One thing to note is that people typically append to the end of the tag cloud, rather than refining or removing any of the existing tags. If we want any refinement of the tags, we may need to create a separate task for this.

The first tagger seems to add more tags than subsequent taggers: 5.7 tags for the first tagger compared to 3.1 for subsequent taggers. If we throw out versions that were rejected, and take the average number of tags added in each iteration, we get: 5.7, 3.7, 5, 2.6, 2.3, 2.5. If we squint enough, we might convince ourselves that these numbers go down, presumably because it becomes increasingly difficult to find new tags.

At first, I was temped to say that people invest the same amount of effort on each task, but their effort yields fewer tags on later iterations.

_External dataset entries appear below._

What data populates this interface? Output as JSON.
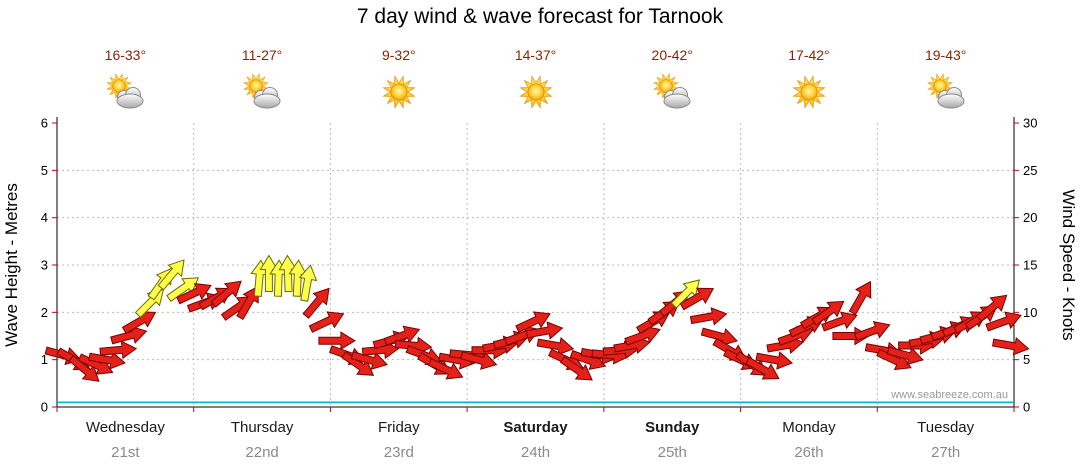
{
  "title": "7 day wind & wave forecast for Tarnook",
  "watermark": "www.seabreeze.com.au",
  "colors": {
    "arrow_red": "#e32119",
    "arrow_red_outline": "#7a0000",
    "arrow_yellow": "#ffff4c",
    "arrow_yellow_outline": "#6b6b00",
    "temp_text": "#8b2500",
    "grid": "#bcbcbc",
    "axis": "#000000",
    "tick": "#cc0000",
    "wave_line": "#00b7c9",
    "day_text": "#1a1a1a",
    "date_text": "#8a8a8a",
    "watermark_text": "#9a9a9a"
  },
  "axes": {
    "left_label": "Wave Height - Metres",
    "right_label": "Wind Speed - Knots",
    "left_ticks": [
      "0",
      "1",
      "2",
      "3",
      "4",
      "5",
      "6"
    ],
    "right_ticks": [
      "0",
      "5",
      "10",
      "15",
      "20",
      "25",
      "30"
    ]
  },
  "days": [
    {
      "name": "Wednesday",
      "date": "21st",
      "temp": "16-33°",
      "icon": "partly-cloudy",
      "bold": false
    },
    {
      "name": "Thursday",
      "date": "22nd",
      "temp": "11-27°",
      "icon": "partly-cloudy",
      "bold": false
    },
    {
      "name": "Friday",
      "date": "23rd",
      "temp": "9-32°",
      "icon": "sunny",
      "bold": false
    },
    {
      "name": "Saturday",
      "date": "24th",
      "temp": "14-37°",
      "icon": "sunny",
      "bold": true
    },
    {
      "name": "Sunday",
      "date": "25th",
      "temp": "20-42°",
      "icon": "partly-cloudy",
      "bold": true
    },
    {
      "name": "Monday",
      "date": "26th",
      "temp": "17-42°",
      "icon": "sunny",
      "bold": false
    },
    {
      "name": "Tuesday",
      "date": "27th",
      "temp": "19-43°",
      "icon": "partly-cloudy",
      "bold": false
    }
  ],
  "chart_data": {
    "type": "wind-arrows",
    "title": "7 day wind & wave forecast for Tarnook",
    "x_axis": "7 days, Wednesday 21st to Tuesday 27th",
    "wind_speed_axis_range": [
      0,
      30
    ],
    "wave_height_axis_range": [
      0,
      6
    ],
    "wave_height_m": 0.1,
    "legend": "arrow color: red = normal wind, yellow = stronger afternoon breeze; arrow angle = wind direction; height on axis = wind speed in knots",
    "wind_points": [
      [
        0.04,
        5.5,
        15,
        "r"
      ],
      [
        0.12,
        5,
        30,
        "r"
      ],
      [
        0.2,
        4,
        40,
        "r"
      ],
      [
        0.28,
        4.5,
        25,
        "r"
      ],
      [
        0.36,
        5,
        10,
        "r"
      ],
      [
        0.44,
        6,
        -5,
        "r"
      ],
      [
        0.52,
        7.5,
        -15,
        "r"
      ],
      [
        0.6,
        9,
        -30,
        "r"
      ],
      [
        0.68,
        11,
        -45,
        "y"
      ],
      [
        0.76,
        13,
        -55,
        "y"
      ],
      [
        0.84,
        14,
        -50,
        "y"
      ],
      [
        0.92,
        12.5,
        -35,
        "y"
      ],
      [
        1.0,
        12,
        -25,
        "r"
      ],
      [
        1.08,
        11,
        -20,
        "r"
      ],
      [
        1.16,
        11.5,
        -30,
        "r"
      ],
      [
        1.24,
        12,
        -40,
        "r"
      ],
      [
        1.32,
        10.5,
        -35,
        "r"
      ],
      [
        1.4,
        11,
        -60,
        "r"
      ],
      [
        1.48,
        13.5,
        -85,
        "y"
      ],
      [
        1.55,
        14,
        -90,
        "y"
      ],
      [
        1.62,
        13.5,
        -88,
        "y"
      ],
      [
        1.69,
        14,
        -92,
        "y"
      ],
      [
        1.76,
        13.5,
        -87,
        "y"
      ],
      [
        1.83,
        13,
        -80,
        "y"
      ],
      [
        1.9,
        11,
        -50,
        "r"
      ],
      [
        1.97,
        9,
        -25,
        "r"
      ],
      [
        2.04,
        7,
        0,
        "r"
      ],
      [
        2.12,
        5.5,
        20,
        "r"
      ],
      [
        2.2,
        4.5,
        35,
        "r"
      ],
      [
        2.28,
        5,
        15,
        "r"
      ],
      [
        2.36,
        6,
        -5,
        "r"
      ],
      [
        2.44,
        7,
        -15,
        "r"
      ],
      [
        2.52,
        7.5,
        -20,
        "r"
      ],
      [
        2.6,
        6.5,
        5,
        "r"
      ],
      [
        2.68,
        5.5,
        20,
        "r"
      ],
      [
        2.76,
        4.5,
        30,
        "r"
      ],
      [
        2.84,
        4,
        25,
        "r"
      ],
      [
        2.92,
        5,
        10,
        "r"
      ],
      [
        3.0,
        5.5,
        5,
        "r"
      ],
      [
        3.08,
        5,
        15,
        "r"
      ],
      [
        3.16,
        6,
        0,
        "r"
      ],
      [
        3.24,
        6.5,
        -10,
        "r"
      ],
      [
        3.32,
        7,
        -15,
        "r"
      ],
      [
        3.4,
        7.5,
        -20,
        "r"
      ],
      [
        3.48,
        9,
        -25,
        "r"
      ],
      [
        3.56,
        8,
        -10,
        "r"
      ],
      [
        3.64,
        6.5,
        10,
        "r"
      ],
      [
        3.72,
        5,
        25,
        "r"
      ],
      [
        3.8,
        4,
        35,
        "r"
      ],
      [
        3.88,
        5,
        20,
        "r"
      ],
      [
        3.96,
        5.5,
        10,
        "r"
      ],
      [
        4.04,
        5.5,
        5,
        "r"
      ],
      [
        4.12,
        6,
        -5,
        "r"
      ],
      [
        4.2,
        6.5,
        -10,
        "r"
      ],
      [
        4.28,
        7.5,
        -20,
        "r"
      ],
      [
        4.36,
        9,
        -30,
        "r"
      ],
      [
        4.44,
        10,
        -35,
        "r"
      ],
      [
        4.52,
        11,
        -40,
        "r"
      ],
      [
        4.6,
        12,
        -45,
        "y"
      ],
      [
        4.68,
        11.5,
        -30,
        "r"
      ],
      [
        4.76,
        9.5,
        -10,
        "r"
      ],
      [
        4.84,
        7.5,
        15,
        "r"
      ],
      [
        4.92,
        6,
        30,
        "r"
      ],
      [
        5.0,
        5,
        25,
        "r"
      ],
      [
        5.08,
        4.5,
        35,
        "r"
      ],
      [
        5.16,
        4,
        30,
        "r"
      ],
      [
        5.24,
        5,
        10,
        "r"
      ],
      [
        5.32,
        6.5,
        -10,
        "r"
      ],
      [
        5.4,
        7.5,
        -20,
        "r"
      ],
      [
        5.48,
        8.5,
        -25,
        "r"
      ],
      [
        5.56,
        9.5,
        -30,
        "r"
      ],
      [
        5.64,
        10,
        -35,
        "r"
      ],
      [
        5.72,
        9,
        -20,
        "r"
      ],
      [
        5.8,
        7.5,
        0,
        "r"
      ],
      [
        5.88,
        11.5,
        -60,
        "r"
      ],
      [
        5.96,
        8,
        -20,
        "r"
      ],
      [
        6.04,
        6,
        10,
        "r"
      ],
      [
        6.12,
        5,
        25,
        "r"
      ],
      [
        6.2,
        5.5,
        15,
        "r"
      ],
      [
        6.28,
        6.5,
        0,
        "r"
      ],
      [
        6.36,
        7,
        -10,
        "r"
      ],
      [
        6.44,
        7.5,
        -15,
        "r"
      ],
      [
        6.52,
        8,
        -20,
        "r"
      ],
      [
        6.6,
        8.5,
        -25,
        "r"
      ],
      [
        6.68,
        9,
        -30,
        "r"
      ],
      [
        6.76,
        9.5,
        -35,
        "r"
      ],
      [
        6.84,
        10.5,
        -40,
        "r"
      ],
      [
        6.92,
        9,
        -20,
        "r"
      ],
      [
        6.97,
        6.5,
        10,
        "r"
      ]
    ]
  }
}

However, the time spent on task seems to go down after each iteration (except the first): 133.3, 175.4, 171.7, 121, 96.1, 91. Of course, this doesn’t mean that people are expending less mental energy on later iterations — perhaps they are spending less time looking at the webpage, since the tags do a good job of telling them what to expect there.

This experiment raises an interesting question about iteration — since people add more tags on the first iteration, maybe we should be showing everyone a blank slate. We would probably get duplicate tags this way, but if we remove the duplicates, will we have more remaining tags than we get in the iterative version?

Of course, this question existed in the previous summary writing experiments as well, but it might be easier to test with the tag cloud generation experiments, since we can more-or-less quantify the amount of contribution in each iteration.

The real hope of iteration is that people are able to use previous people’s work as a jumping off point to spur their creativity, and at the same time limit their creativity by showing them what has already been done. However, this jumping-off-point may also stifle creativity by acting as a powerful suggestion about the direction that the tag cloud should take. Ultimately both points of view are probably true, and the optimal Human Computation Algorithm for generating tag clouds must benefit from both.